Previous studies have shown that exposure to broad-spectrum protein kinase inhibitors results in parthenogenetic activation of metaphase II arrested porcine oocytes. The objective of this study was to determine the effect of inhibitors of myosin light chain kinase and other protein kinases on pronuclear development, dephosphorylation of a 25-kDa protein, and cortical granule exocytosis. Metaphase II arrested oocytes were obtained by in vitro maturation. Cumulus-free oocytes were cultured with specific inhibitors in modified Whitten's medium for 24 h.
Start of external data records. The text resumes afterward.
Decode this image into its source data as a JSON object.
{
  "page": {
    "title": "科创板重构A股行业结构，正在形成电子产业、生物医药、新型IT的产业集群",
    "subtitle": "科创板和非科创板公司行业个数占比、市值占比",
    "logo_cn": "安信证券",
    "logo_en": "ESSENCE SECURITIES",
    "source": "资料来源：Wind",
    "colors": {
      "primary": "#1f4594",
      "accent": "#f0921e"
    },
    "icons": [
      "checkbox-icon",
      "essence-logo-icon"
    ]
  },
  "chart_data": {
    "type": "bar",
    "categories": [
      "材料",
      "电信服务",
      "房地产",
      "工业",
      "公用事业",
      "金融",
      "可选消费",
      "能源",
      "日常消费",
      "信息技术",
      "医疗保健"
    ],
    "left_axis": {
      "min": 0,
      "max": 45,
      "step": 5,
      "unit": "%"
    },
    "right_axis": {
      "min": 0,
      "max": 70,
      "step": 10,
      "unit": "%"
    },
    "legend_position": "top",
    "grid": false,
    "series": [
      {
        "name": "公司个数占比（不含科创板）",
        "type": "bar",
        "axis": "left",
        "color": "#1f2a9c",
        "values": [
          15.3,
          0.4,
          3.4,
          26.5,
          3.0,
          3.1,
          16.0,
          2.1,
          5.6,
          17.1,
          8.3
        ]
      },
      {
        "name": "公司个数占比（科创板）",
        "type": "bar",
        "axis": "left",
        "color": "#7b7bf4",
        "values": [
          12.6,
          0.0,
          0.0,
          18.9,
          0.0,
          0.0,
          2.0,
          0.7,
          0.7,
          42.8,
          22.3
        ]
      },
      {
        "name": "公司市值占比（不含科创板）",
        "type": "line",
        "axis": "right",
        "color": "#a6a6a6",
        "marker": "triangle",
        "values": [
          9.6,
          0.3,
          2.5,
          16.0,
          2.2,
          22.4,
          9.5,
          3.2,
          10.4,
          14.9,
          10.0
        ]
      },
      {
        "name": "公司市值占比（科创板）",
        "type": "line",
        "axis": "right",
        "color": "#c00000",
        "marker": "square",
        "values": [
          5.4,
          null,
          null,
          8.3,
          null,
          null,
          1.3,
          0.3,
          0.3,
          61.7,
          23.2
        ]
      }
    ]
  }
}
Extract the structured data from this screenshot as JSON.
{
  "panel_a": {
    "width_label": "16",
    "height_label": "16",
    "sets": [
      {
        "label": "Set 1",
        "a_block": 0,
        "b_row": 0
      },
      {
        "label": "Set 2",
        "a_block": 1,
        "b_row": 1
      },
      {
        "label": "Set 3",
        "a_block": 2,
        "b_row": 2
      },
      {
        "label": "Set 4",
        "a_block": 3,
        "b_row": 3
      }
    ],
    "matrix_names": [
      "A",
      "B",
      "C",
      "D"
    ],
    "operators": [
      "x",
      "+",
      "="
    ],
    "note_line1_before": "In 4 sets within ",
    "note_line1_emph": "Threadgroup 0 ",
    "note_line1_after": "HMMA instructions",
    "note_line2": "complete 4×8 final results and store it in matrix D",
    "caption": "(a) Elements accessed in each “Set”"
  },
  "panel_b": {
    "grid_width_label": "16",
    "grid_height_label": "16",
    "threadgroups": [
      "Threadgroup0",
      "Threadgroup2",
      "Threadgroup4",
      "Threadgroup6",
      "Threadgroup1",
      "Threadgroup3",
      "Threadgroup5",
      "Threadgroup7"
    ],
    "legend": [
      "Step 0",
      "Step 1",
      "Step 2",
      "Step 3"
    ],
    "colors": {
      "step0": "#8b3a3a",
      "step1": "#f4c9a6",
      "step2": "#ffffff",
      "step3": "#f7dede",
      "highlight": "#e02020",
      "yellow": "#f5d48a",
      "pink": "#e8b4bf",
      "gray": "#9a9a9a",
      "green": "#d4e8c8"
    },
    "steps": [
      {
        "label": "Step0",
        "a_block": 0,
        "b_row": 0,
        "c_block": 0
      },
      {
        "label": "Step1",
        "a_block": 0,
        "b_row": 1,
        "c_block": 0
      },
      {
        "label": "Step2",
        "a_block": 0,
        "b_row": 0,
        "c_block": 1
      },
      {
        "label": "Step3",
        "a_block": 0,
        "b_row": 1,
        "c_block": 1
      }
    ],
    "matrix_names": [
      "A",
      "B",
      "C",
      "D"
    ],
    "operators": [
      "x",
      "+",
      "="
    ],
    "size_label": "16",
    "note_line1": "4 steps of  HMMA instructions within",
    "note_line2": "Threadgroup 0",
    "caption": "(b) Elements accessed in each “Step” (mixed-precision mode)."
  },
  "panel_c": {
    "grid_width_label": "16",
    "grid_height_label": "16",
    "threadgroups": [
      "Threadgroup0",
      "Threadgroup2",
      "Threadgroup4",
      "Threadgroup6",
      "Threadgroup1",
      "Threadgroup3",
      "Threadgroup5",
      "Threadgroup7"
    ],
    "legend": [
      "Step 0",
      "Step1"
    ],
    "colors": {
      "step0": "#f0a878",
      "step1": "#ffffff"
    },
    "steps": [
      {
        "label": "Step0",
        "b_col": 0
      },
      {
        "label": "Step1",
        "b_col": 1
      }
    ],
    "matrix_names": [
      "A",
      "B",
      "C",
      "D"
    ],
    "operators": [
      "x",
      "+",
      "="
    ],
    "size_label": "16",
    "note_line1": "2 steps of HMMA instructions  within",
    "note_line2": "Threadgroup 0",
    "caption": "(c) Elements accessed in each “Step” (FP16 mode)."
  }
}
Treatment with inhibitors that should inhibit myosin light chain kinase-HA100 (250 mu M), Wortmannin (1 mu M), and a combination of Wortmannin (1 mu M), KT5720 (75 nM), and Iso-H7 (50 mu M)-resulted in significantly higher pronuclear development (74.0%, 18.0%, and 35.0%, respectively) than in the negative control, H7 (10 mu M; 2.0-12.4% depending upon the replication). Treatment with HA100 (250 mu M) resulted in the dephosphorylation of the 25-kDa protein to a 22-kDa protein in 80.0% (n = 10) of oocytes exposed. However, Wortmannin (1 mu M; n = 17), KT5720 (75 nM; n = 16), and Iso-H7 (50 mu M; n = 19) treatment individually and in combination (n = 19) did not result in significant (p < 0.05; n = 19) dephosphorylation over the negative control, H7 (10 mu M; n = 19). HA100 treatment resulted in significant cortical granule exocytosis when evaluated by laser confocal microscopy. In addition, protein kinase assays revealed lower myosin light chain kinase activity in electroactivated oocytes (p < 0.05) and protein kinase inhibitor-treated oocytes (p < 0.05) than in negative controls, nonelectroactivated oocytes, and H7 (10 mu M)-treated oocytes. Treatment with HA100 (250 mu M) resulted in pronuclear formation, dephosphorylation, of the 25-kDa protein, and some release of cortical granules. These observations suggest that inhibition of myosin light chain kinase, protein kinase A, and protein kinase C results in activation of porcine oocytes.